The only parade this weekend is the internationally famous Saint Stupid's Day parade to be held in San Francisco's North Beach on Sunday. OK, not so internationally famous. I took a quick look at the link and noticed the photography was organic and crappy. The problem with crappy photography is that sometimes crappy photography is exactly the right choice to convey an image and seeing Wavy Gravy and Kesey in that organic mix makes me think it was done on purpose, great effort expended shooting off balance and out of focus in an attempt at a higher artistic statement. I have found this reasoning of comfort in times of photo disaster.

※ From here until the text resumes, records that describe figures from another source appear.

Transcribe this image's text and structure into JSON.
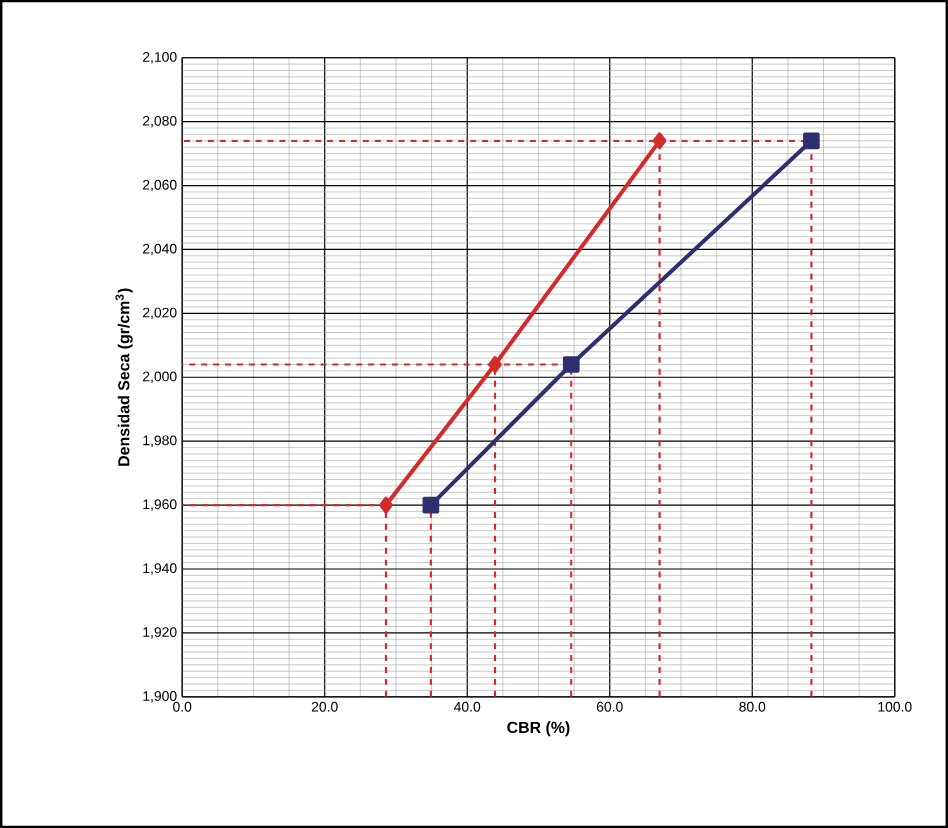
{
  "chart_data": {
    "type": "line",
    "xlabel": "CBR (%)",
    "ylabel": "Densidad Seca (gr/cm$^{3}$)",
    "xlim": [
      0,
      100
    ],
    "xticks": [
      {
        "value": 0,
        "label": "0.0"
      },
      {
        "value": 20,
        "label": "20.0"
      },
      {
        "value": 40,
        "label": "40.0"
      },
      {
        "value": 60,
        "label": "60.0"
      },
      {
        "value": 80,
        "label": "80.0"
      },
      {
        "value": 100,
        "label": "100.0"
      }
    ],
    "ylim": [
      1900,
      2100
    ],
    "yticks": [
      {
        "value": 1900,
        "label": "1,900"
      },
      {
        "value": 1920,
        "label": "1,920"
      },
      {
        "value": 1940,
        "label": "1,940"
      },
      {
        "value": 1960,
        "label": "1,960"
      },
      {
        "value": 1980,
        "label": "1,980"
      },
      {
        "value": 2000,
        "label": "2,000"
      },
      {
        "value": 2020,
        "label": "2,020"
      },
      {
        "value": 2040,
        "label": "2,040"
      },
      {
        "value": 2060,
        "label": "2,060"
      },
      {
        "value": 2080,
        "label": "2,080"
      },
      {
        "value": 2100,
        "label": "2,100"
      }
    ],
    "grid": true,
    "series": [
      {
        "color": "#d42a2a",
        "marker": "diamond",
        "line_style": "solid",
        "x": [
          28.6,
          43.9,
          67.0
        ],
        "values": [
          1960,
          2004,
          2074
        ]
      },
      {
        "color": "#2e2f6e",
        "marker": "square",
        "line_style": "solid",
        "x": [
          34.9,
          54.6,
          88.3
        ],
        "values": [
          1960,
          2004,
          2074
        ]
      },
      {
        "color": "#d42a2a",
        "marker": "none",
        "line_style": "dashed",
        "x": [
          28.6,
          28.6,
          0
        ],
        "values": [
          1900,
          1960,
          1960
        ]
      },
      {
        "color": "#d42a2a",
        "marker": "none",
        "line_style": "dashed",
        "x": [
          43.9,
          43.9,
          0
        ],
        "values": [
          1900,
          2004,
          2004
        ]
      },
      {
        "color": "#d42a2a",
        "marker": "none",
        "line_style": "dashed",
        "x": [
          67.0,
          67.0,
          0
        ],
        "values": [
          1900,
          2074,
          2074
        ]
      },
      {
        "color": "#d42a2a",
        "marker": "none",
        "line_style": "dashed",
        "x": [
          34.9,
          34.9
        ],
        "values": [
          1900,
          1960
        ]
      },
      {
        "color": "#d42a2a",
        "marker": "none",
        "line_style": "dashed",
        "x": [
          54.6,
          54.6,
          43.9
        ],
        "values": [
          1900,
          2004,
          2004
        ]
      },
      {
        "color": "#d42a2a",
        "marker": "none",
        "line_style": "dashed",
        "x": [
          88.3,
          88.3,
          67.0
        ],
        "values": [
          1900,
          2074,
          2074
        ]
      }
    ]
  }
}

So, eight batteries behind me in the quick chargers, another two or three sets to follow. The day's been bright and warm and tomorrow the temperatures are predicted to reach the 70's. We need more rain and snow in the mountain reservoirs for summer power generation, but what the hell, spring is here, summer is coming and it's time for pictures.

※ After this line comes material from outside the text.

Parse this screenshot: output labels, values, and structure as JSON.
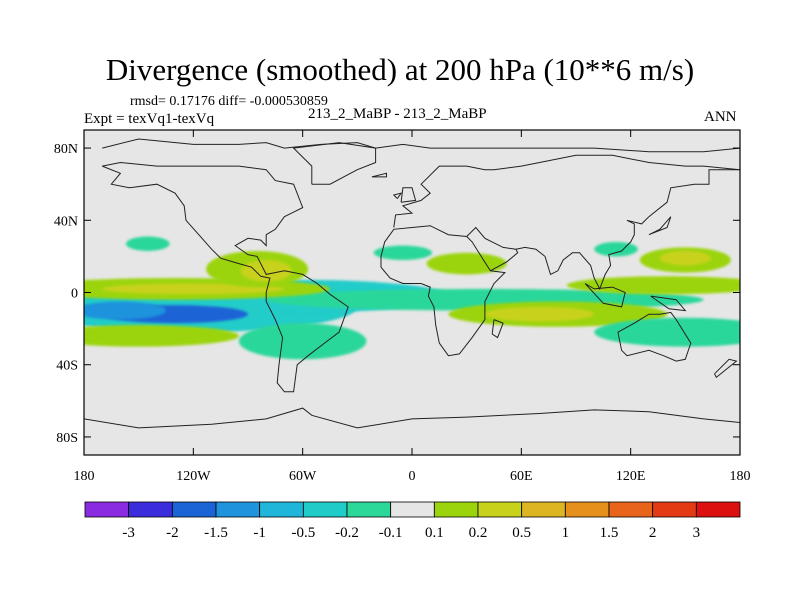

Saturday. For whatever reason, today was a day to go to Jack London Square and eat
barbecue chicken and potato salad at one of those places too cute for a cranky old fart to be eating. Drinking out of Mason jars, but Mason jars with beer mug handles. Paper napkins and silverware stacked inside small metal buckets sitting on the tables. All the slick sheen of a restaurant manufactured in a gimcrack factory, much like, but more up scale than, for example, a Boston Market. A strange, but all too familiar place. American Theme Food. No wonder the world shivers. Still, the potato salad was really good. I have to admit it. Just a scoop on the plate with a chicken leg and a thigh coated with barbecue sauce and one of those Mason jars filled with cold freshly squeezed lemonade over ice refilled twice. A good potato salad start to a Saturday.

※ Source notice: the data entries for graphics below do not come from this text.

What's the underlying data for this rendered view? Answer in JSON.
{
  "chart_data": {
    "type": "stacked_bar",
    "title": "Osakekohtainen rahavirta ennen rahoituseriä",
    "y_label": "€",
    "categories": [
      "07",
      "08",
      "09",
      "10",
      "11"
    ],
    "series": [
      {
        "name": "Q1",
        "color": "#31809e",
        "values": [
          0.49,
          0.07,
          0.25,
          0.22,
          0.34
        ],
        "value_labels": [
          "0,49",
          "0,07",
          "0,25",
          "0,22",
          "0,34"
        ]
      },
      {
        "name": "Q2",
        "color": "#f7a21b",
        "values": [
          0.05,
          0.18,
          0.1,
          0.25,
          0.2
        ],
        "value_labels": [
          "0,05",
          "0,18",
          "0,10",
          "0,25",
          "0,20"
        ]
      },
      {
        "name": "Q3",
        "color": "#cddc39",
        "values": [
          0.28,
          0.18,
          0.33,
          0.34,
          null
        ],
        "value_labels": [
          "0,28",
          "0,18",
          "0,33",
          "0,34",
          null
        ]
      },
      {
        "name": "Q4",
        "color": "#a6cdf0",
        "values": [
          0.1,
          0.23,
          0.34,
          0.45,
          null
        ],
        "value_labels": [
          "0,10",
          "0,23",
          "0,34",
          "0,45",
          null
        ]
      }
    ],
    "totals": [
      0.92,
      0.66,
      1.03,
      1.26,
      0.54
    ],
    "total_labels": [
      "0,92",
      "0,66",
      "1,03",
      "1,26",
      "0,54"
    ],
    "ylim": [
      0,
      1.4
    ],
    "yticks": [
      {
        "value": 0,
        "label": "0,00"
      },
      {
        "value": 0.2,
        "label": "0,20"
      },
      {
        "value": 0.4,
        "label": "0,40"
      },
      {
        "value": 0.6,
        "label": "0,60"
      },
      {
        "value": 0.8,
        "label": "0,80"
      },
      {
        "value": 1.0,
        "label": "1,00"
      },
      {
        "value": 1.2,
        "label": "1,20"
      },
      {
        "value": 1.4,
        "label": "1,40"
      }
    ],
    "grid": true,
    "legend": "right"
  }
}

I watched two rental movies later in the afternoon, Almost Famous, which I've wanted to see for a while, and Ghost Dog, because god wants me to see samurai movies. Almost Famous brought back a hint of those times in the early 70's. With the exception of an Alvin and the Chipmunks tune chirping an introduction as the camera rolled toward our young protagonist's home in the San Diego suburbs, I have all the music in the movie sitting on my record shelves. Collecting dust. It was OK, a nice little movie, and, who knows, maybe Penny Lane was someone I knew once back in those days when the world was new and I was just out of the army. Maybe Penny Lane was someone we all knew or thought we knew or wished we knew in those days long past. Worth it, I think, for the music. And maybe Lester Bangs.
Ghost Dog had its moments. Forrest Whitaker played the ghetto samurai who putters about with homing pigeons and silenced pistols, killing folks in what is purported to be the samurai manner. Most people think of samurai movies as cross dressed historical takes on violence in the hood, Coffee-san does Tokyo, swords instead of guns, and that's true in the sense there's usually plenty of people knocking one another off, but the good ones, like The Seven Samurai and Jojimbo, focus on the spiritual discipline that is central to the samurai code of conduct and that's gotten more than a few of us hooked on the genre. My addiction was fashioned in the sixties and seventies, a mix of rock and roll culture, direction by Akira Kurosawa and spiritual guidance by T. Mifune and C. Castaneda. And a girl, maybe two, named Penny Lane.